## Examples for PySpark UDFs
Ref : https://changhsinlee.com/pyspark-udf/

In [1]:
# Connect to Spark by creating a Spark session
from pyspark.sql import SparkSession

spark = SparkSession\
    .builder\
    .appName("PySparkUDF")\
    .getOrCreate()

In [2]:
import pandas as pd
from pyspark.sql.functions import udf

In [3]:
# example data
df_pd = pd.DataFrame(
    data={'integers': [1, 2, 3], 
     'floats': [-1.0, 0.5, 2.7],
     'integer_arrays': [[1, 2], [3, 4, 5], [6, 7, 8, 9]]}
)

In [4]:
df_pd

Unnamed: 0,floats,integer_arrays,integers
0,-1.0,"[1, 2]",1
1,0.5,"[3, 4, 5]",2
2,2.7,"[6, 7, 8, 9]",3


In [5]:
df = spark.createDataFrame(df_pd)

In [6]:
df.printSchema()

root
 |-- floats: double (nullable = true)
 |-- integer_arrays: array (nullable = true)
 |    |-- element: long (containsNull = true)
 |-- integers: long (nullable = true)



In [7]:
df.show()

+------+--------------+--------+
|floats|integer_arrays|integers|
+------+--------------+--------+
|  -1.0|        [1, 2]|       1|
|   0.5|     [3, 4, 5]|       2|
|   2.7|  [6, 7, 8, 9]|       3|
+------+--------------+--------+



## Turn python function into a Spark function

### For numeric types

In [8]:
def square(x):
    return  x**2

In Python, this function can be used for both integer and float

In [9]:
square(5)

25

In [10]:
square(3.0)

9.0

In [11]:
# Integer type output
from pyspark.sql.types import IntegerType
square_udf_int = udf(lambda z: square(z), IntegerType())

Spark UDF will return a column of NULLs if the input data type doesn’t match the output data type

In [12]:
df.select('integers', 
              'floats', 
              square_udf_int('integers').alias('int_squared'), 
              square_udf_int('floats').alias('float_squared')).show()

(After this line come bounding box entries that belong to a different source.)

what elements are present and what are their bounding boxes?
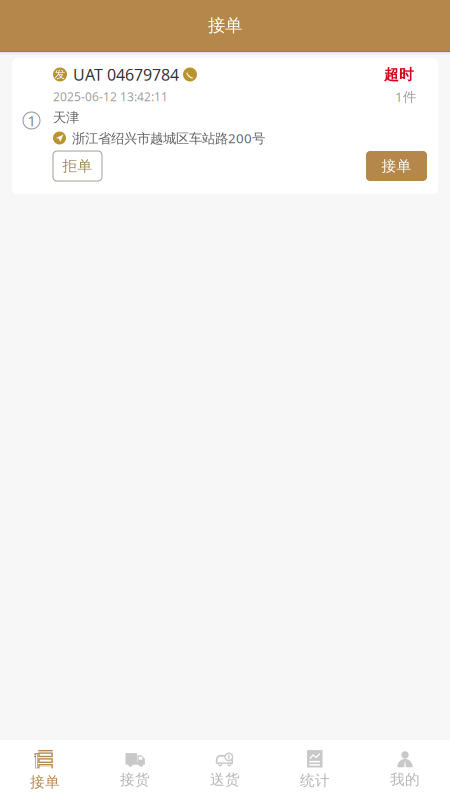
staticText: 接单 [30, 773, 60, 791]
staticText: 2025-06-12 13:42:11 [53, 88, 168, 104]
staticText: 拒单 [62, 157, 92, 175]
staticText: 接货 [120, 770, 150, 788]
button[interactable]: 接单 [0, 740, 90, 800]
staticText: 统计 [300, 772, 330, 790]
staticText: UAT 04679784 [73, 64, 179, 85]
button[interactable]: 接单 [366, 151, 427, 181]
staticText: 1件 [395, 88, 416, 105]
staticText: 发 [54, 68, 66, 81]
staticText: 超时 [384, 66, 414, 84]
button[interactable]: 接货 [90, 740, 180, 800]
staticText: 送货 [210, 770, 240, 788]
staticText: 接单 [208, 15, 242, 36]
staticText: 我的 [390, 770, 420, 788]
staticText: 1 [28, 111, 36, 130]
button[interactable]: 送货 [180, 740, 270, 800]
button[interactable]: 我的 [360, 740, 450, 800]
staticText: 天津 [53, 109, 79, 126]
button[interactable]: 拒单 [53, 151, 102, 181]
button[interactable]: 统计 [270, 740, 360, 800]
staticText: 浙江省绍兴市越城区车站路200号 [72, 129, 265, 147]
staticText: 接单 [382, 157, 412, 175]
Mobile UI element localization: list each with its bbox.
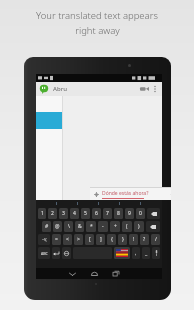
button[interactable] [46, 200, 67, 207]
staticText: 8 [117, 210, 120, 217]
staticText: right away [75, 24, 120, 37]
staticText: 2 [51, 210, 54, 217]
staticText: 5 [84, 210, 87, 217]
button[interactable]: / [151, 234, 160, 245]
button[interactable]: Video call [138, 82, 150, 96]
button[interactable]: ] [96, 234, 105, 245]
staticText: 1 [41, 210, 44, 217]
button[interactable]: < [63, 234, 72, 245]
staticText: & [78, 223, 82, 230]
staticText: # [45, 223, 49, 230]
button[interactable]: Hangouts [39, 84, 49, 94]
button[interactable]: 3 [59, 208, 68, 219]
button[interactable]: + [110, 221, 120, 232]
staticText: ! [133, 236, 135, 243]
staticText: } [122, 236, 124, 243]
button[interactable]: > [74, 234, 83, 245]
button[interactable]: 4 [70, 208, 79, 219]
button[interactable]: Emoji [169, 190, 171, 199]
button[interactable] [147, 208, 160, 219]
button[interactable]: Recent apps [105, 268, 127, 279]
staticText: 4 [73, 210, 76, 217]
staticText: ~\{ [42, 237, 47, 242]
button[interactable]: } [118, 234, 127, 245]
button[interactable] [130, 200, 151, 207]
button[interactable]: More options [150, 82, 160, 96]
button[interactable]: @ [53, 221, 62, 232]
button[interactable]: [ [85, 234, 94, 245]
staticText: 9 [128, 210, 131, 217]
button[interactable]: & [75, 221, 84, 232]
button[interactable]: * [86, 221, 96, 232]
button[interactable]: 7 [103, 208, 112, 219]
staticText: 3 [62, 210, 65, 217]
staticText: ] [100, 236, 102, 243]
button[interactable]: 0 [136, 208, 145, 219]
button[interactable] [52, 247, 60, 259]
staticText: 7 [106, 210, 109, 217]
button[interactable]: # [42, 221, 51, 232]
staticText: [ [89, 236, 91, 243]
staticText: ) [138, 223, 140, 230]
staticText: < [66, 236, 69, 243]
button[interactable] [152, 247, 160, 259]
staticText: , [135, 250, 137, 257]
staticText: \ [68, 223, 70, 230]
staticText: ( [126, 223, 128, 230]
button[interactable]: Insert sticker [92, 190, 100, 198]
button[interactable]: 8 [114, 208, 123, 219]
button[interactable]: ! [129, 234, 138, 245]
staticText: Dónde estás ahora? [102, 190, 149, 197]
button[interactable]: = [52, 234, 61, 245]
staticText: > [77, 236, 80, 243]
button[interactable]: 9 [125, 208, 134, 219]
staticText: 6 [95, 210, 98, 217]
staticText: _ [145, 250, 148, 257]
staticText: * [90, 223, 93, 230]
button[interactable]: , [132, 247, 140, 259]
button[interactable] [67, 200, 88, 207]
button[interactable] [146, 221, 160, 232]
staticText: 0 [139, 210, 142, 217]
staticText: ABC [41, 251, 48, 256]
staticText: = [55, 236, 58, 243]
button[interactable]: 5 [81, 208, 90, 219]
staticText: - [102, 223, 104, 230]
staticText: Your translated text appears [36, 9, 158, 22]
button[interactable]: - [98, 221, 108, 232]
button[interactable] [109, 200, 130, 207]
button[interactable]: ABC [38, 247, 50, 259]
button[interactable]: 2 [48, 208, 57, 219]
staticText: @ [55, 223, 60, 230]
button[interactable]: ) [134, 221, 144, 232]
button[interactable] [114, 247, 130, 259]
staticText: / [155, 236, 157, 243]
staticText: { [111, 236, 113, 243]
button[interactable]: \ [64, 221, 73, 232]
button[interactable] [62, 247, 71, 259]
staticText: ? [143, 236, 146, 243]
button[interactable]: _ [142, 247, 150, 259]
button[interactable]: { [107, 234, 116, 245]
button[interactable]: 6 [92, 208, 101, 219]
button[interactable]: ~\{ [38, 234, 50, 245]
button[interactable] [88, 200, 109, 207]
button[interactable]: ? [140, 234, 149, 245]
button[interactable]: ( [122, 221, 132, 232]
button[interactable]: Hide keyboard [61, 268, 83, 279]
staticText: Abru [53, 85, 67, 93]
staticText: + [114, 223, 117, 230]
button[interactable]: 1 [38, 208, 46, 219]
button[interactable]: Home [83, 268, 105, 279]
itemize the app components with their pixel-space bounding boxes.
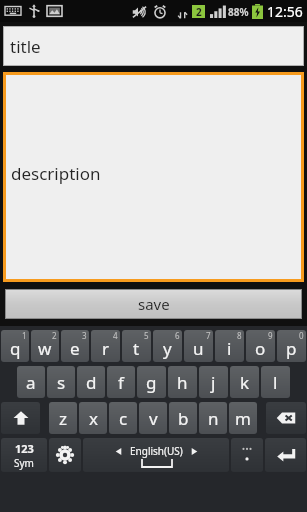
staticText: 12:56 xyxy=(267,2,303,21)
button[interactable]: z xyxy=(49,402,77,434)
staticText: j xyxy=(211,371,216,394)
button[interactable]: Settings xyxy=(49,438,81,472)
button[interactable]: 1 xyxy=(1,330,29,362)
staticText: y xyxy=(163,337,172,360)
staticText: English(US) xyxy=(130,444,183,458)
staticText: 6 xyxy=(175,330,180,341)
staticText: x xyxy=(89,407,98,430)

+--------+------+-----------+-------------+
|integers|floats|int_squared|float_squared|
+--------+------+-----------+-------------+
|       1|  -1.0|          1|         null|
|       2|   0.5|          4|         null|
|       3|   2.7|          9|         null|
+--------+------+-----------+-------------+



In [13]:
# float type output
from pyspark.sql.types import FloatType
square_udf_float = udf(lambda z: square(z), FloatType())

In [14]:
df.select('integers', 
              'floats', 
              square_udf_float('integers').alias('int_squared'), 
              square_udf_float('floats').alias('float_squared')) .show()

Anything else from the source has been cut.